LeetCode #19: Remove Nth Node From End of List

LeetCode Solutions

https://leetcode.com/problems/remove-nth-node-from-end-of-list/

The “Remove Nth Node From End of List” problem on LeetCode asks us to remove the nth node from the end of a linked list and return the head of the modified linked list.

We can solve this problem in Python 3 by following these steps:

  1. We start by creating two pointers, fast and slow, and initializing them both to point to the head of the linked list.
  2. We move the fast pointer n nodes ahead of the slow pointer. This step is important because it helps us determine the node that we need to remove from the linked list.
  3. We iterate through the linked list until the fast pointer reaches the end of the linked list. While iterating, we move both the fast and slow pointers one node at a time.
  4. Once the fast pointer reaches the end of the linked list, we update the next pointer of the node that comes before the node that we want to remove. This step effectively removes the node from the linked list.
  5. Finally, we return the head of the modified linked list.
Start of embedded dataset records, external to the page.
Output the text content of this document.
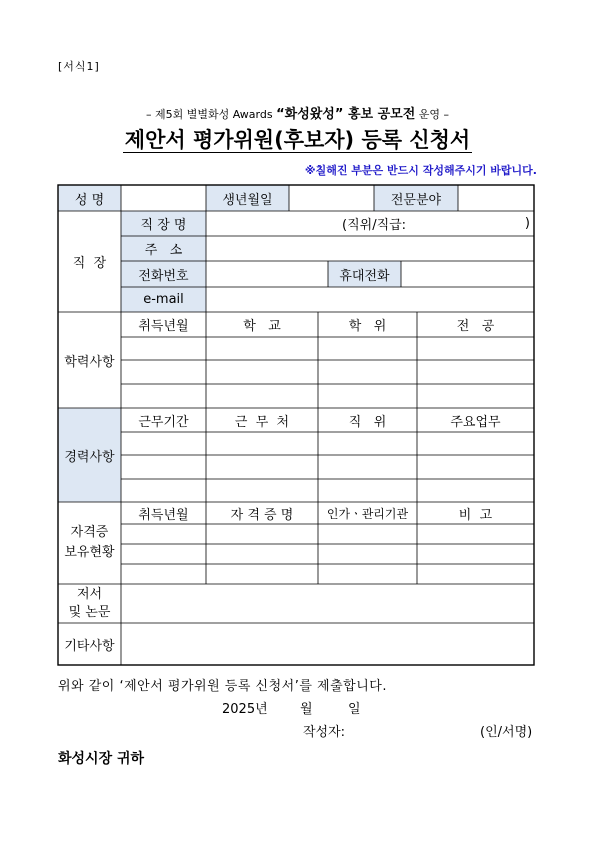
[서식1]
– 제5회 별별화성 Awards “화성왔성” 홍보 공모전 운영 –
제안서 평가위원(후보자) 등록 신청서
※칠해진 부분은 반드시 작성해주시기 바랍니다.
성 명	생년월일	전문분야
직  장
직 장 명	(직위/직급:	)
주   소
전화번호	휴대전화
e-mail
학력사항
취득년월	학   교	학   위	전   공
경력사항
근무기간	근  무  처	직   위	주요업무
자격증
보유현황
취득년월	자 격 증 명	인가ㆍ관리기관	비  고
저서
및 논문
기타사항
위와 같이 ‘제안서 평가위원 등록 신청서’를 제출합니다.
2025년 월	일
작성자:	(인/서명)
화성시장 귀하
Here’s the Python 3 code that implements this approach:

class Solution:
    def removeNthFromEnd(self, head: ListNode, n: int) -> ListNode:
        # Creating two pointers and initializing them to the head of the linked list
        fast = slow = head
        
        # Moving the fast pointer n nodes ahead of the slow pointer
        for i in range(n):
            fast = fast.next
        
        # Iterating through the linked list until the fast pointer reaches the end
        prev = None
        while fast:
            fast = fast.next
            prev = slow
            slow = slow.next
        
        # Updating the next pointer of the node that comes before the node that we want to remove
        if prev:
            prev.next = slow.next
            return head
        else:
            return slow.next

In this code, we first create two pointers, fast and slow, and initialize them both to point to the head of the linked list. We then move the fast pointer n nodes ahead of the slow pointer.

We then iterate through the linked list until the fast pointer reaches the end of the linked list. While iterating, we move both the fast and slow pointers one node at a time. Once the fast pointer reaches the end of the linked list, we update the next pointer of the node that comes before the node that we want to remove.

Time and Space Complexity

The time complexity of this approach is O(n), where n is the length of the linked list, because we need to iterate through the linked list twice. The space complexity of this approach is O(1) because we only use a constant amount of extra space to store the pointers.